Friday, October 15, 2010
Dreamer in the Fields: My Life as a Child Migrant Farm Worker By John Hill (Vision Publishing, ISBN: 978-0-9762730-7-3, $12.99).
Langston Hughes in his poem Dream Deferred asks this question: “What happens to a dream deferred?”
Perhaps he should have consulted the parents of John Hill, who once had dreams of succeeding as entertainers -- the father, Thomas, as a singer; the mother, Alberta, as a dancer. Instead, they wound up as dirt-poor farm laborers in California’s Central Valley.
What happens to a dream deferred? It slowly turns into a nightmare. The dreamers turn to alcohol, and potentially good parents become bad parents.
In Hill’s case, his parents went a step further. They became combatants. So fierce were some of their drunken battles that both would seek medical attention. As might be expected, these fights took their toll on the nine surviving Hill children. (One had drowned at seven.)
“My parents’ battles were thoroughly upsetting to me,” writes Hill. “My siblings and I would take bets on who was going to win, but when it was all over we’d go outside to sit and cry. We were all losers, and I think that thought alone may have been the most devastating part of my young life.”
But young Hill was a dreamer himself, and his dreams did not include slave-like work in the hot California sun or the fall chill, picking fruit, vegetables and cotton. He dreamed of a stable home with regular meals, a chance to get an education, and parents who loved each other enough not to try to kill one another. In fact, he often daydreamed in the fields instead of working. “almost always envisioning a more normal existence far away from the labor camps.”
“We moved around,” Hill writes, “following the crops and traveling as far north as Washington. But most of our time was spent in California. We worked in small towns between Bakersfield to the south and Marysville and Yuba City to the north …and other places such as Oxnard, Santa Barbara, Paso Robles, Salinas, Gilroy, San Jose, and Santa Rosa."
The family lived in horrid camp shacks, sometimes bathed in rivers and streams, slept on filthy mattresses strewn around on dirt floors and used outside toilets that were both unsanitary and dangerous.
“We never allowed our sisters to go to the restroom alone,” he writes. “The boys would always accompany them and stand by the door and walk them back to the cabin or tent, but it was also dangerous for young boys who were unaccompanied. We learned as kids how to survive.”

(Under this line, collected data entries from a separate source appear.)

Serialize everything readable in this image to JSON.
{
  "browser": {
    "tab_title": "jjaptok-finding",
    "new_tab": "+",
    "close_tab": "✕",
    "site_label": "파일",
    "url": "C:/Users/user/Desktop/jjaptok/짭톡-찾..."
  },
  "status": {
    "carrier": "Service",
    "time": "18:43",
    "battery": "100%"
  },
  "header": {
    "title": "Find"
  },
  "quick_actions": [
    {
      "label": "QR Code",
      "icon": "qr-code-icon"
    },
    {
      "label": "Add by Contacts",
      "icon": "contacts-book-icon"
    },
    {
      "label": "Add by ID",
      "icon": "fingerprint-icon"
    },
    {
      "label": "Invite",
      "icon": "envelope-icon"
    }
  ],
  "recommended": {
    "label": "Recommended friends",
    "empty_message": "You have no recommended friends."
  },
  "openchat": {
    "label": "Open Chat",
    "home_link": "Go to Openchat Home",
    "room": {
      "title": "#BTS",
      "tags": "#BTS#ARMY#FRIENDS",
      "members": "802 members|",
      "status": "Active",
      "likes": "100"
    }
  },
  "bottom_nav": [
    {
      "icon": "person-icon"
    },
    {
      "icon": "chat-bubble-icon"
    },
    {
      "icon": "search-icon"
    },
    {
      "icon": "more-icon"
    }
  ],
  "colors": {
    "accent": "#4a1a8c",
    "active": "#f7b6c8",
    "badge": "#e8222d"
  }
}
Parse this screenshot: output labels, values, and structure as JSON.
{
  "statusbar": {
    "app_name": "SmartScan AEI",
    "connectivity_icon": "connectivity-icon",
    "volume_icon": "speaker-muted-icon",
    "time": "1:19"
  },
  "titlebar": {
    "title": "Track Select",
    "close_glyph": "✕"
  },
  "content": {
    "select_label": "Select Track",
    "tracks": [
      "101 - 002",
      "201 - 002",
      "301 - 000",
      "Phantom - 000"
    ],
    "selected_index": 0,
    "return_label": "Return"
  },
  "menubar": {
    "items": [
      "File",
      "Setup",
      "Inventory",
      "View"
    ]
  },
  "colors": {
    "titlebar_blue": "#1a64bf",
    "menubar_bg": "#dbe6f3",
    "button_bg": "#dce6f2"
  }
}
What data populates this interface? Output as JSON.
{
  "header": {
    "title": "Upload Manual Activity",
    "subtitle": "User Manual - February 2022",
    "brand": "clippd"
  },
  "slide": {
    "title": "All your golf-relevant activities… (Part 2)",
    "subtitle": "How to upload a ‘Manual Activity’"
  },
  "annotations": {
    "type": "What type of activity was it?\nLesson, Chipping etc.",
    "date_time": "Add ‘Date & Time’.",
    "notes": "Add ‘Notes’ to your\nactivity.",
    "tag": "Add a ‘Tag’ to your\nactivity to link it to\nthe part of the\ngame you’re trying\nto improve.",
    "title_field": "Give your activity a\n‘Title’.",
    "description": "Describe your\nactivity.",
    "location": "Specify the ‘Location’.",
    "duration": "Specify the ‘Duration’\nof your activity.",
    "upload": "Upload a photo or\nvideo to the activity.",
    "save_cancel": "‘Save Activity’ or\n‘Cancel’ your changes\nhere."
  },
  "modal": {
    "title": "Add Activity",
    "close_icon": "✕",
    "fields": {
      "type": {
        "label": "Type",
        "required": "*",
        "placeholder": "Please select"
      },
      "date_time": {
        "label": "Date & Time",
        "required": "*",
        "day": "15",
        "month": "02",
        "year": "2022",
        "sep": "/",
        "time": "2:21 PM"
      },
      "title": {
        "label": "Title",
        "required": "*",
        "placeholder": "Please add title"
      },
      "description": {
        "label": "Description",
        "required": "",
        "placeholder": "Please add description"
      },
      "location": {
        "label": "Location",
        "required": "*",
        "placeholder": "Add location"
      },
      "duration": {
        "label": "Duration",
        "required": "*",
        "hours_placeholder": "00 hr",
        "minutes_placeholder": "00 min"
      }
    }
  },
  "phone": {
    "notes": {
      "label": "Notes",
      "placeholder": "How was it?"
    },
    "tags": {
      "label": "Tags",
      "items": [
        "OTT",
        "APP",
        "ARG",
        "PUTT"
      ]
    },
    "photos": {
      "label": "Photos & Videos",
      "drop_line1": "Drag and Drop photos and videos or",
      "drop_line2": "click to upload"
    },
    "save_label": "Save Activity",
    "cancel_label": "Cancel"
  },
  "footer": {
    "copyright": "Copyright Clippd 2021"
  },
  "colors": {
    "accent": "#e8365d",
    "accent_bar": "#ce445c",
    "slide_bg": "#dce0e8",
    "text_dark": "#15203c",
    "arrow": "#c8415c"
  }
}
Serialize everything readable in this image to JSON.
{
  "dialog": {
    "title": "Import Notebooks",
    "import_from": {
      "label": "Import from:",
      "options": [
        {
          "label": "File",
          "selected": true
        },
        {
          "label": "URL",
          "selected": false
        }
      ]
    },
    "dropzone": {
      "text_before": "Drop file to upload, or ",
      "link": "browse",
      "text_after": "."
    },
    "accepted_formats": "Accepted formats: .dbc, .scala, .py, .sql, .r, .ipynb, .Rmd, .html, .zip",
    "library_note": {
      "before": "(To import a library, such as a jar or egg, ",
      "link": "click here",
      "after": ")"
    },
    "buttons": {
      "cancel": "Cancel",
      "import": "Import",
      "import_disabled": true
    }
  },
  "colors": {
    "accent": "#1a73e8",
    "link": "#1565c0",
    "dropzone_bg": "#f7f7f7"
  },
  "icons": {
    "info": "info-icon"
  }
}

Hill recalls that he began working in cotton fields around age five or six, with the unreachable quota of picking 100 pounds a day. Rising around 4:30 a.m., the family was in the field well before daybreak. Work didn’t end until dusk, and there were often seven-day work weeks. In spite of their dire poverty, Hill’s dad would frequently take all the family’s earning and drown his sorrows in a night of hard drinking while the children went hungry.
There were some good times, especially when the parents weren’t drinking. During such times, the parents would be lovey-dovey, and all seemed right in the world. When Thomas took a regular job in the town of Paso Robles, the family had a period of stability. Hill’s mother was able to see that children went to church. Young Hill, a gifted reader, loved the Old Testament stories, and he developed a love of church. But one day he was impressed to rise above the normal Sunday school fare that made up the children’s church service.
“After Sunday school the younger children would usually be sent into another room until the main service was over. However, on this particular Sunday I felt I needed something more. A voice kept telling me to go inside and listen to the minister. … The minister spoke of the goodness of God and how He would do anything for us, if we only believed in Him. He said, ‘Just ask and you will receive; seek and you shall find; knock and the door will be opened.’ ...Those words struck a chord in me, and the minister seemed to be speaking exclusively to me.”
By age eight, Alberta had abandoned both the abusive and philandering Thomas and her nine children. By age nine, Hill was so miserable that he determined to run away. That’s when a divine visitor intervened to counsel and console him. Hill explained his longings and asked the visitor for help. A short time later, Thomas was sentenced to a lengthy jail term and the children made wards of Fresno County and put in a foster home.
Hill delighted in his new home and foster parents, the Rev. James Seals and his wife, Velma. It is what he prayed for, although all the children regretted somewhat the loss of contact with their biological parents. But Hill reveled in the normalcy of his new life, and found comfort in the strict requirements to attend church and school, and to help with chores around the big foster home. At last, he was able to embark on the educational journey he had always desired.
Today, in comfortable retirement with his wife Mattie, Hill does book tours and holds speaking engagements.
Just what he prayed for: heaven on earth.